Jiri ist sich der Glückssträhne nicht mehr ganz so sicher wie Tomas.

Foto: Christoph Wagner

Tomas und Jiri sitzen gebannt vor einem der Hostel-Computer. Schreien in unregelmäßigen Abständen "Yeeees" oder "Fuuuuuuck". Dazwischen beschimpfen sie sich auf Tschechisch. Es klingt alles sehr ernst. Die beiden pokern darum, wie lange ihr Urlaub noch dauert. "Insgesamt darf jedem von uns der Trip nicht mehr als 250 Euro kosten", sagt Tomas.

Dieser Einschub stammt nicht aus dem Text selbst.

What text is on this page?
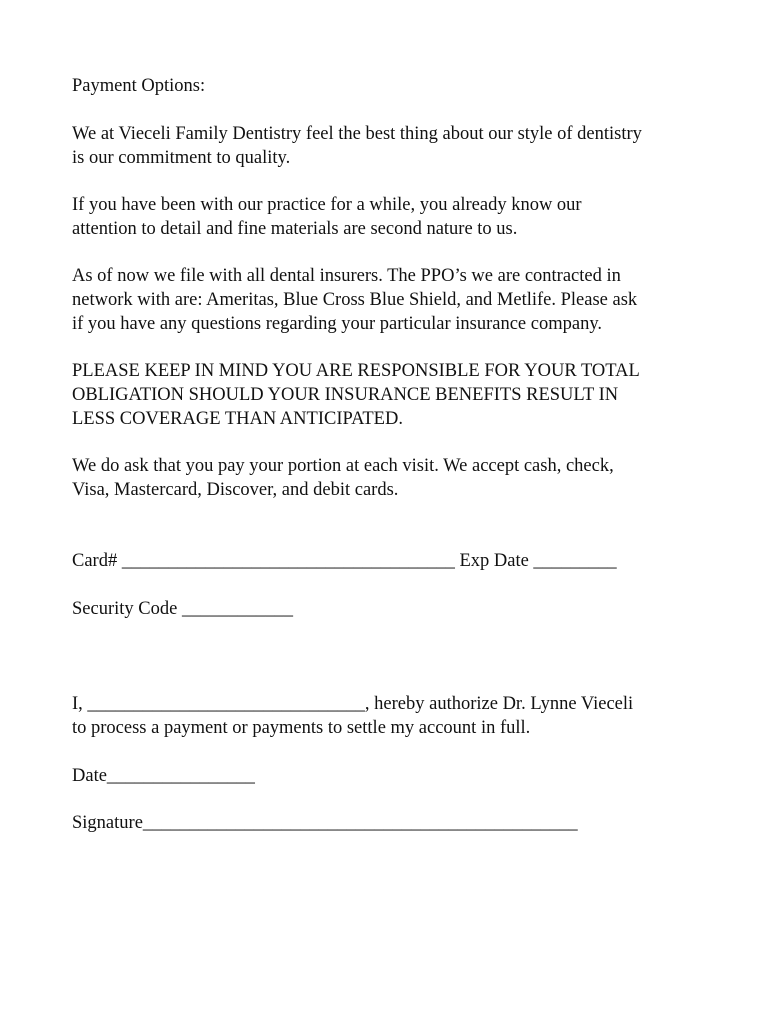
Payment Options:

We at Vieceli Family Dentistry feel the best thing about our style of dentistry

is our commitment to quality.

If you have been with our practice for a while, you already know our

attention to detail and fine materials are second nature to us.

As of now we file with all dental insurers. The PPO’s we are contracted in

network with are: Ameritas, Blue Cross Blue Shield, and Metlife. Please ask

if you have any questions regarding your particular insurance company.

PLEASE KEEP IN MIND YOU ARE RESPONSIBLE FOR YOUR TOTAL

OBLIGATION SHOULD YOUR INSURANCE BENEFITS RESULT IN

LESS COVERAGE THAN ANTICIPATED.

We do ask that you pay your portion at each visit. We accept cash, check,

Visa, Mastercard, Discover, and debit cards.

Card# ____________________________________ Exp Date _________

Security Code ____________

I, ______________________________, hereby authorize Dr. Lynne Vieceli

to process a payment or payments to settle my account in full.

Date________________

Signature_______________________________________________
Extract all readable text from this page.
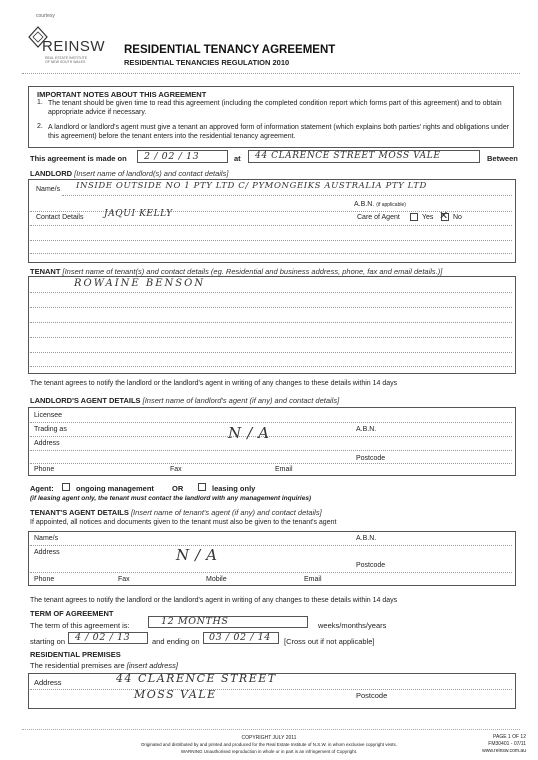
courtesy
REINSW
REAL ESTATE INSTITUTE
OF NEW SOUTH WALES
RESIDENTIAL TENANCY AGREEMENT
RESIDENTIAL TENANCIES REGULATION 2010
IMPORTANT NOTES ABOUT THIS AGREEMENT
1. The tenant should be given time to read this agreement (including the completed condition report which forms part of this agreement) and to obtain appropriate advice if necessary.
2. A landlord or landlord's agent must give a tenant an approved form of information statement (which explains both parties' rights and obligations under this agreement) before the tenant enters into the residential tenancy agreement.
This agreement is made on 2 / 02 / 13	at 44 CLARENCE STREET MOSS VALE	Between
LANDLORD [Insert name of landlord(s) and contact details]
Name/s INSIDE OUTSIDE NO 1 PTY LTD C/ PYMONGEIKS AUSTRALIA PTY LTD
A.B.N. (if applicable)
Contact Details JAQUI KELLY	Care of Agent	Yes ✕ No
TENANT [Insert name of tenant(s) and contact details (eg. Residential and business address, phone, fax and email details.)]
ROWAINE BENSON
The tenant agrees to notify the landlord or the landlord's agent in writing of any changes to these details within 14 days
LANDLORD'S AGENT DETAILS [Insert name of landlord's agent (if any) and contact details]
Licensee
Trading as	A.B.N.
Address
N / A
Postcode
Phone	Fax	Email
Agent:	ongoing management OR	leasing only
(if leasing agent only, the tenant must contact the landlord with any management inquiries)
TENANT'S AGENT DETAILS [Insert name of tenant's agent (if any) and contact details]
If appointed, all notices and documents given to the tenant must also be given to the tenant's agent
Name/s	A.B.N.
Address	N / A
Postcode
Phone	Fax	Mobile	Email
The tenant agrees to notify the landlord or the landlord's agent in writing of any changes to these details within 14 days
TERM OF AGREEMENT
The term of this agreement is:	12 MONTHS	weeks/months/years
starting on 4 / 02 / 13	and ending on 03 / 02 / 14 [Cross out if not applicable]
RESIDENTIAL PREMISES
The residential premises are [insert address]
Address	44 CLARENCE STREET
MOSS VALE	Postcode
COPYRIGHT JULY 2011
Originated and distributed by and printed and produced for the Real Estate Institute of N.S.W. in whom exclusive copyright vests.
WARNING Unauthorised reproduction in whole or in part is an infringement of Copyright.
PAGE 1 OF 12
FM30401 - 07/11
www.reinsw.com.au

Startchips im Wert von 300 Euro haben die beiden vor einer Woche auf ihr gemeinsames Spiel-Konto geladen. "Bis jetzt läuft es gut. Wir waren in Paris und sind heute in Barcelona angekommen", erzählt Jiri und widmet sich wieder den Karten. Bis jetzt haben sie noch nichts für ihren Urlaub bezahlt, behaupten die beiden 19-Jährigen aus Pilsen. Sie reisen nur von ihren Gewinnen. Wenn die 300 Euro verpokert wurden, geht es für Tomas & Jiri mit ihren restlichen 200 wieder in die Heimat.

Auf die Idee sind die beiden - nicht weiter verwunderlich - im Suff gekommen. "Da wir beide keine Maturareise hatten, war es höchste Zeit mal wegzukommen. Wir waren beide vorher noch nie am Ausland, das ist ein großes Abenteuer für uns", meint Tomas. Nur mit Poker-Glück sei die Reise allerdings realisierbar: "Finanziell schaut es bei uns nicht so toll aus. Wir sind auf gute Karten angewiesen, sonst sind wir ganz schnell wieder zu Hause."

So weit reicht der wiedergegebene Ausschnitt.